It is still a surreal experience when she is asked for a signature or a photograph by a young fan. Yet it speaks to the growing popularity of the game and the stature that women who are stars in their own right have.

“I think it is the players like us today and the ones who have been here before us, you have got to push boundaries sometimes,” Docherty said. “It is important that players do that. Of course, there is a respect there as well.

“I feel that Rangers have completely set the standard throughout the whole of Scotland. You drive in and look at our facilities, it is the best in the game by a country mile.

“For us pushing that, it has made the league stronger as well because other teams are trying to push and catch us. The fact that Rangers are doing this, the league is only going to get better as well and that is going to be so important for the game progressing in the next few years.”

As part of that blueprint, Rangers will continue to invest in the future as well as the here and now. League and cup wins – such as their success in the SWPL Cup – will always be the main driver at Auchenhowie but producing the players of tomorrow has become increasingly important.

When the Women’s side met at Ibrox ahead of a trip to Hampden last season, Docherty took the chance to cast her eye over the talents that were out playing on the park. The future is, she believes, bright for club and country.

“If I compare myself as a young player to the kids and the coaching and the level, it is phenomenal,” Docherty said as she namechecks Mia McAulay, Laura Berry, Jodie McLeary and Kirsty McLean after seeing them rise through the ranks in recent seasons. “What these players are going to be like in five, 10 years’ time is exceptional. The talent in the youth system is crazy.

“I am very excited to see who else is going to come through because they are a different level to what I saw when I was growing up. It is exciting for the club and the future of the game.”

The years to come will prove if the time, money and effort has all been worth it at Auchenhowie. Right now, the focus is on the first team and the SWPL fixture with Dundee United this afternoon.

The draw with Glasgow City still frustrates Docherty and it is Celtic that lead the standings with a perfect record from five fixtures. The skipper needs no reminding of what must be done this term.

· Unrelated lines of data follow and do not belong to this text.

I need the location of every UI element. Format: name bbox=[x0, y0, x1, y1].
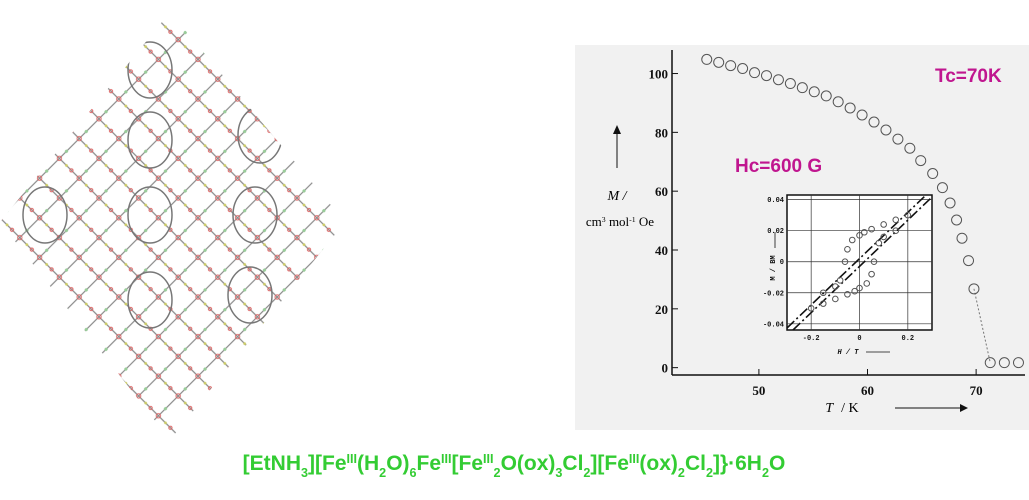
y-tick-label: 0.02 bbox=[767, 228, 784, 236]
x-tick-label: 0.2 bbox=[902, 335, 915, 343]
crystal-structure bbox=[0, 0, 350, 450]
text-part: 3 bbox=[301, 466, 308, 480]
y-axis-label: M / bbox=[606, 189, 627, 204]
text-part: ][Fe bbox=[308, 452, 347, 475]
text-part: Cl bbox=[562, 452, 583, 475]
text-part: III bbox=[483, 452, 494, 466]
text-part: O(ox) bbox=[501, 452, 556, 475]
text-part: [Fe bbox=[452, 452, 484, 475]
text-part: III bbox=[441, 452, 452, 466]
x-axis-symbol: T bbox=[825, 401, 834, 416]
inset-x-label: H / T bbox=[837, 349, 859, 357]
text-part: Oe bbox=[636, 214, 655, 229]
text-part: 3 bbox=[555, 466, 562, 480]
text-part: O bbox=[769, 452, 785, 475]
y-tick-label: 40 bbox=[655, 243, 668, 258]
x-tick-label: -0.2 bbox=[803, 335, 820, 343]
text-part: 2 bbox=[762, 466, 769, 480]
text-part: (H bbox=[357, 452, 379, 475]
text-part: 2 bbox=[379, 466, 386, 480]
y-tick-label: 60 bbox=[655, 184, 668, 199]
x-axis-label: T / K bbox=[825, 401, 858, 416]
x-tick-label: 50 bbox=[752, 383, 765, 398]
text-part: [EtNH bbox=[243, 452, 301, 475]
inset-y-label: M / BM bbox=[770, 255, 778, 280]
text-part: 2 bbox=[494, 466, 501, 480]
y-tick-label: 100 bbox=[649, 67, 669, 82]
text-part: (ox) bbox=[639, 452, 678, 475]
figure: 020406080100506070T/ KM /cm3 mol-1 OeTc=… bbox=[0, 0, 1029, 500]
y-tick-label: 0.04 bbox=[767, 197, 784, 205]
y-tick-label: 0 bbox=[662, 361, 669, 376]
y-tick-label: 20 bbox=[655, 302, 668, 317]
text-part: cm bbox=[586, 214, 602, 229]
text-part: 6 bbox=[410, 466, 417, 480]
y-tick-label: -0.02 bbox=[763, 290, 784, 298]
text-part: III bbox=[629, 452, 640, 466]
x-tick-label: 70 bbox=[970, 383, 983, 398]
text-part: mol bbox=[606, 214, 630, 229]
text-part: ]}·6H bbox=[713, 452, 762, 475]
y-tick-label: -0.04 bbox=[763, 321, 784, 329]
text-part: 2 bbox=[706, 466, 713, 480]
y-axis-label-unit: cm3 mol-1 Oe bbox=[586, 214, 654, 229]
text-part: Fe bbox=[417, 452, 442, 475]
annotation: Hc=600 G bbox=[735, 156, 822, 177]
caption: [EtNH3][FeIII(H2O)6FeIII[FeIII2O(ox)3Cl2… bbox=[243, 452, 786, 480]
text-part: III bbox=[347, 452, 358, 466]
text-part: O) bbox=[386, 452, 409, 475]
y-tick-label: 80 bbox=[655, 125, 668, 140]
x-axis-unit: / K bbox=[841, 401, 859, 416]
text-part: ][Fe bbox=[590, 452, 629, 475]
y-tick-label: 0 bbox=[780, 259, 784, 267]
annotation: Tc=70K bbox=[935, 66, 1002, 87]
x-tick-label: 60 bbox=[861, 383, 874, 398]
x-tick-label: 0 bbox=[857, 335, 861, 343]
text-part: 2 bbox=[583, 466, 590, 480]
text-part: 2 bbox=[678, 466, 685, 480]
text-part: Cl bbox=[685, 452, 706, 475]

“Look, you don’t play at Rangers if you don’t want to win,” Docherty said. “That is first and foremost for me and I think every player in the dressing room knows that for themselves. As soon as you come to this club it is about winning and that is the mentality that you have to have here.

“There is pressure on you to win all the time, no matter who you are playing against. There is pressure because you are playing for a club like Rangers.

“We are here to win league titles and cups. We were disappointed last season but hopefully, we can go and change that this season.”